This course seeks to convey an understanding of world literature not as a collection of national literary canons created in different linguistic and cultural locations, but as a field of knowledge about literature as a cross-cultural and translingual system of production. Reading a selection of texts, both fictional and non-fictional, we will discuss the concept and practice of world literature: its genealogy and methodology, its scope and purpose, its politics and limitations, in close relation to forces of globalization.
Nineteenth and twentieth century orientalism; cosmopolitanism; globalization; untranslatability
By reading significant theoretical influences on the field, from Johann Wolfgang von Goethe’s to Emily Apter’s works along with primary source texts, we will ask what is lost and who gains when literature transforms into world literature.
1) Demonstrate a critical understanding of the concept and practice of World literature;
2) Comprehend significant literary and political issues such as orientalism, untranslatability and cosmopolitanism.
3) Develop a critical vocabulary to conduct literary analysis and discuss issues pertaining to world literature.

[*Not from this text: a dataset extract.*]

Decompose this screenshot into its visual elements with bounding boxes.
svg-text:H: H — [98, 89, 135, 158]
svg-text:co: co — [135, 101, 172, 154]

Classroom time comprises of lectures, student presentations and seminar-style discussions. Students are expected to have read the “required readings” before attending class.
100% coursework, consisting of:
- Midterm Essay (40%)
- Final Essay (40%)
- Participation (20%)
We will read sections of the following texts:
Apter, Emily, ‘Checkpoints and Sovereign Borders’ (2013)
Cálidás, Sacontalá; or, The fatal ring: an Indian drama (1870)
Conversations of Goethe with Eckermann and Soret (1850)
Kanafani, Ghassan, ‘Returning to Haifa’ (2008)
Moretti, Franco ‘Conjectures on World Literature’ (2000)
Said, Edward, Culture and Imperialism (1993)
Viswanathan, Gauri, Masks of Conquest: Literary Study and British Rule in India (2014)
Additional texts will be provided via Moodle.